The Indian Bill (1858)
|Written||24 July 1858|
The latest India bill has passed through its third reading in the House of Commons, and since the Lords swayed by Derby’s influence, are not likely to show fight, the doom of the East India Company appears to be sealed. They do not die like heroes, it must be confessed; but they have bartered away their power, as they crept into it, bit by bit, in a business-like way. In fact, their whole history is one of buying and selling. They commenced by buying sovereignty, and they have ended by selling it. They have fallen, not in a pitched battle, but under the hammer of the auctioneer, into the hands of the highest bidder.
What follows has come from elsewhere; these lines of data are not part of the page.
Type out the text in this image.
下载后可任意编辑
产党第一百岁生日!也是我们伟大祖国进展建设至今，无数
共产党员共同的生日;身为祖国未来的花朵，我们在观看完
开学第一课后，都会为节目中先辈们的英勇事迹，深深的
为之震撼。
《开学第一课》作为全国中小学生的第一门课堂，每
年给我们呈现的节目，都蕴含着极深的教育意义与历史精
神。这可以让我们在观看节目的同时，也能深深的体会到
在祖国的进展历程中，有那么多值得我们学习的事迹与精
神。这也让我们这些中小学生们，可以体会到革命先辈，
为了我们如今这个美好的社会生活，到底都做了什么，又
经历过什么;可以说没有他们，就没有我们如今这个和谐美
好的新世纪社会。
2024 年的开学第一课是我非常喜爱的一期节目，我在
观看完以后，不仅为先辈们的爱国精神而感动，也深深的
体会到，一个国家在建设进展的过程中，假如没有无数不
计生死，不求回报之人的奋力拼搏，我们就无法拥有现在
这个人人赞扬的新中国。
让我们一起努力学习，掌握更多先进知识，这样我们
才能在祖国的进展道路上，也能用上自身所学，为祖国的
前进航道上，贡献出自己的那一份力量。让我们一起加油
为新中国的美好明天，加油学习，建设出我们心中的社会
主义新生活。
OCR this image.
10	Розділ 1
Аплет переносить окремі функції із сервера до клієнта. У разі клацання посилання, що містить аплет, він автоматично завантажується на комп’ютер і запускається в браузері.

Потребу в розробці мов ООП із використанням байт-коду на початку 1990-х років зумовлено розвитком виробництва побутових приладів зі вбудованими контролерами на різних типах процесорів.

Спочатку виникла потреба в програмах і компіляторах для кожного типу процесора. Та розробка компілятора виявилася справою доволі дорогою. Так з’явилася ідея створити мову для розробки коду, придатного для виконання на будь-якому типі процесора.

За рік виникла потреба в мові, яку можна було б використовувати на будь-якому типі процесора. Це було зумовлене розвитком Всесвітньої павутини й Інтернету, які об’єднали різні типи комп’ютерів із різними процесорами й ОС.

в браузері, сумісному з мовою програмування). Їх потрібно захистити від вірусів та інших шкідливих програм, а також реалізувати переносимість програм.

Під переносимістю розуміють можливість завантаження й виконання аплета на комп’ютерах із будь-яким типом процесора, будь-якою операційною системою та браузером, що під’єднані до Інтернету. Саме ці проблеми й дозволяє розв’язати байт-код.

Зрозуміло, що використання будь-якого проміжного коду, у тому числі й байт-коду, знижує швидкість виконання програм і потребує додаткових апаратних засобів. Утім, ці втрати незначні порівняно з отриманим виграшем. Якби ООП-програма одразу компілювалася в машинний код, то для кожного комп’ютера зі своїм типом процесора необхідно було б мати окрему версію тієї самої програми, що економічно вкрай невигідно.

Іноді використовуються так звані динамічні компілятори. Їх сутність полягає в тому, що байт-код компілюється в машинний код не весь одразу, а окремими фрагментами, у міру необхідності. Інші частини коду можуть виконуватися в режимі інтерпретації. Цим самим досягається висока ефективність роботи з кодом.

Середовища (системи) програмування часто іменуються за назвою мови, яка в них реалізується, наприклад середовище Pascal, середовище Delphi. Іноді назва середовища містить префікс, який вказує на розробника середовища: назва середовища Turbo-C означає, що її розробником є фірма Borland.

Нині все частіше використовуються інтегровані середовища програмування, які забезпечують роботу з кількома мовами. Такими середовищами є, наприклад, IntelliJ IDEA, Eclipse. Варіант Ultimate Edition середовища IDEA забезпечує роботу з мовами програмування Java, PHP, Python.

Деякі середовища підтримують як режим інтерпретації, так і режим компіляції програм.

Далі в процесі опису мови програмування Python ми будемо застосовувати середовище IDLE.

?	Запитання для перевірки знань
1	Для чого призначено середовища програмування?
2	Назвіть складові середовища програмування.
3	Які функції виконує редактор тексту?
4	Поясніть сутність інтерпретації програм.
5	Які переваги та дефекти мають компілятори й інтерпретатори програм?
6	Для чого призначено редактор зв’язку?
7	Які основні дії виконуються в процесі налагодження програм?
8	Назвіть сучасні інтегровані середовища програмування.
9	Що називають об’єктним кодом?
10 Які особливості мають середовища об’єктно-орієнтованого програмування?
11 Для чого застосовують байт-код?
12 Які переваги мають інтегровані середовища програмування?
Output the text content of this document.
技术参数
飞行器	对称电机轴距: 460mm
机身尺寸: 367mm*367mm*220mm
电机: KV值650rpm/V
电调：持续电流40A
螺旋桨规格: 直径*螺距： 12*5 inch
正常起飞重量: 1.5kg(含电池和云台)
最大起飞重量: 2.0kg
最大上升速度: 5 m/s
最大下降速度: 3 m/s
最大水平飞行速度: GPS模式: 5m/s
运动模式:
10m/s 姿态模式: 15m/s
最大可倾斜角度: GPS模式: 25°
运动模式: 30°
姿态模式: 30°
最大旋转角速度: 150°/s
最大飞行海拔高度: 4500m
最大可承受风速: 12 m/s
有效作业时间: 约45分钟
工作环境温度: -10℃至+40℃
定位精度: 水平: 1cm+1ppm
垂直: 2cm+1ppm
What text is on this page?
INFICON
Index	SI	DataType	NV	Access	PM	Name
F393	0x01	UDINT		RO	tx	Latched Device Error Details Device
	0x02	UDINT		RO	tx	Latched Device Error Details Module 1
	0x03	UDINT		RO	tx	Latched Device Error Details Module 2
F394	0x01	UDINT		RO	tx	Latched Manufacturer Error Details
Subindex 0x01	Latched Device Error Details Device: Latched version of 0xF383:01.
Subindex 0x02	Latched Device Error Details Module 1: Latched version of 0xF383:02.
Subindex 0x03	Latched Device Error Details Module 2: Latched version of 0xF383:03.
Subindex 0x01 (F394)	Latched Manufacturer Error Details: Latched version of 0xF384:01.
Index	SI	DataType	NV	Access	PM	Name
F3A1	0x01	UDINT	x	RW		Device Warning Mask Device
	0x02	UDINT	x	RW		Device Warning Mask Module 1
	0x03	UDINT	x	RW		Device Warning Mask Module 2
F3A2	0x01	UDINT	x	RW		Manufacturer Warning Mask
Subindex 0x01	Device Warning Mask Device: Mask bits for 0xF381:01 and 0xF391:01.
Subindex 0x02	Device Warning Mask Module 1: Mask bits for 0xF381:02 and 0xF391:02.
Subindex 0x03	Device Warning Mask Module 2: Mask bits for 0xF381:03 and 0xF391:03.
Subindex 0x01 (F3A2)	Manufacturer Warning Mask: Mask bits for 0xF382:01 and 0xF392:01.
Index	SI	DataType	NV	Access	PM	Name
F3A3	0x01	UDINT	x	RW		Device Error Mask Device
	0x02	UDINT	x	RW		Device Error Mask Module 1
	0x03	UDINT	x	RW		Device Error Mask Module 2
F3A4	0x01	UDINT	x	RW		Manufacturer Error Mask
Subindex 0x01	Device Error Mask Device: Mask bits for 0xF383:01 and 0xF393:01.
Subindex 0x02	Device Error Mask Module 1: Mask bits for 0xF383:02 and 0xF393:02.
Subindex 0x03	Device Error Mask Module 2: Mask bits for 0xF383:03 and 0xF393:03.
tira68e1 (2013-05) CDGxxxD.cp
In 1693 they procured from the Crown a charter for twenty-one years by paying large sums to the Duke of Leeds and other public officers. In 1767 they prolonged their tenure of power for two years by the promise of annually paying £400,000 into the Imperial exchequer. In 1769 they struck a similar bargain for five years; but soon after, in return for the Exchequer’s foregoing the stipulated annual payment and lending them £1,400,000 at 4 per cent, they alienated some parcels of sovereignty, leaving to Parliament in the first instance the nomination of the Governor-General and four Councilors, altogether surrendering to the Crown the appointment of the Lord Chief justice and his three judges, and agreeing to the conversion of the Court of Proprietors from a democratic into an oligarchic body. In 1858, after having solemnly pledged themselves to the Court of Proprietors to resist by all constitutional “means” the transfer to the Crown of the governing powers of the a East India Company, they have accepted that principle, and agreed to a bill penal as regards the Company, but securing emolument and place to its principal Directors. If the death of a hero, as Schiller says, resembles the setting of the sun, the exit of the East India Company bears more likeness to the compromise effected by a bankrupt with his creditors.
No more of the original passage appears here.